Novas descobertas sobre exoplanetas desafiam as teorias de formação planetária.
Os planetas mais comuns em nossa
galáxia não orbitam as estrelas mais comuns. Uma nova análise de pesquisadores
da McMaster explora a lacuna criada por essa disparidade.
Representações artísticas que
contrastam super-Terras e sub-Netunos, os dois tipos mais comuns de planetas em
nossa galáxia. (NASA Ames/JPL-Caltech)
Os astrónomos estimam que exista
pelo menos um planeta por cada estrela na nossa Galáxia. Denominados
exoplanetas, orbitam estrelas para lá do nosso Sistema Solar. Mas uma nova
investigação da Universidade McMaster revela uma reviravolta surpreendente: os
planetas mais comuns na nossa Galáxia não existem em torno das estrelas mais
comuns.
Em torno de estrelas como o nosso
Sol, os planetas mais comuns são os sub-Neptunos - mundos que se pensa serem
semelhantes a Neptuno, mas de tamanho menor - e as super-Terras, planetas
rochosos que são até 10 vezes mais massivos do que a Terra. Há quase uma década
que os astrónomos sabem que estes dois tipos de planetas estão amplamente
espalhados em torno de estrelas semelhantes ao Sol por toda a Galáxia. Mas as
estrelas semelhantes ao Sol constituem apenas uma minoria das estrelas da nossa
Galáxia, deixando uma lacuna na nossa compreensão de como os planetas se
formam.
Para preencher essa lacuna, os
investigadores de McMaster examinaram planetas em órbita de anãs M de idade
intermédia a avançada. Estas pequenas estrelas, com apenas 8 a 40 por cento do
tamanho do nosso Sol, constituem a maioria das estrelas da Via Láctea. Devido à
sua fraca luminosidade, têm sido historicamente difíceis de estudar.
O TESS (Transiting Exoplanet
Survey Satellite) da NASA mudou isso, proporcionando uma visão sem paralelo
destas estrelas e dos seus sistemas planetários. Ao observar uma nova área do
céu a cada 28 dias, o satélite estuda todo o céu ao longo de 26 meses.
Com base nos dados do TESS, a
equipa de McMaster descobriu que as anãs M em idade intermédia a avançada
albergam muitas super-Terras, mas praticamente nenhum sub-Neptuno, uma
descoberta que desafia as teorias existentes acerca da formação planetária.
"Não nos limitámos a
aperfeiçoar a imagem - alterámo-la. Em torno destas estrelas, os sub-Neptunos
efetivamente desaparecem, o que significa que os mecanismos que moldam os
planetas aqui são diferentes", afirma Erik Gillis, estudante de doutoramento
no Departamento de Física e Astronomia.
Gillis realizou o trabalho sob a
supervisão de Ryan Cloutier, professor assistente de Física e Astronomia.
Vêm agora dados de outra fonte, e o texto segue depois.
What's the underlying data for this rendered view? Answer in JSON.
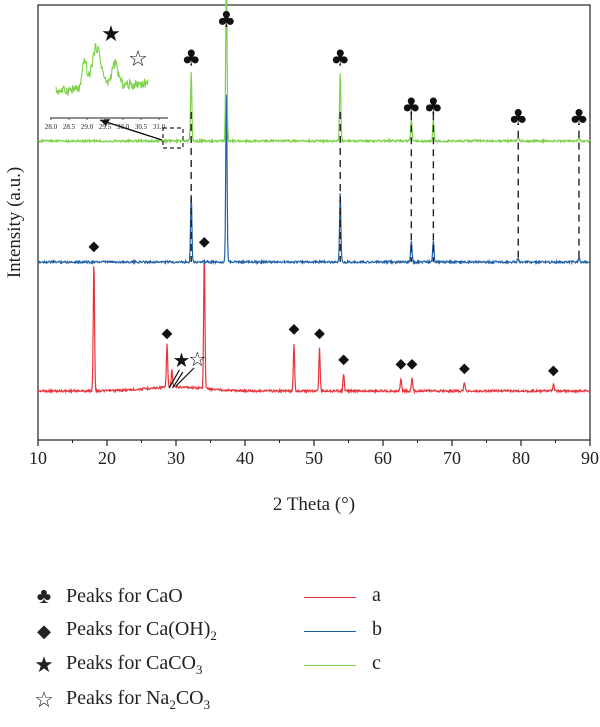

Os astrónomos há muito que
atribuem a distinção entre super-Terras e sub-Neptunos à fotoevaporação, um
processo em que a intensa luz estelar despoja um planeta da sua atmosfera.
As anãs M em idade intermédia a
avançada são extremamente ativas e deveriam ser capazes de evaporar atmosferas
planetárias de forma eficaz, mas não ao ponto que estamos a observar aqui,
explica Gillis. O facto de os sub-Neptunos existirem em números tão reduzidos
em torno destas estrelas sugere que a formação planetária aqui pode favorecer
mundos ricos em água, em vez de sub-Neptunos envoltos em gás.
"Se queremos compreender as
origens dos planetas e as origens da vida, precisamos de uma visão completa de
como os planetas se formam e de que são feitos. Esta investigação aproxima-nos
desse objetivo", afirma Gillis. As descobertas, publicadas na revista The
Astronomical Journal, surgem numa altura em que a ciência exoplanetária está a
crescer rapidamente. Os primeiros exoplanetas foram descobertos há apenas 30
anos - um piscar de olhos em comparação com alguns outros campos da astronomia.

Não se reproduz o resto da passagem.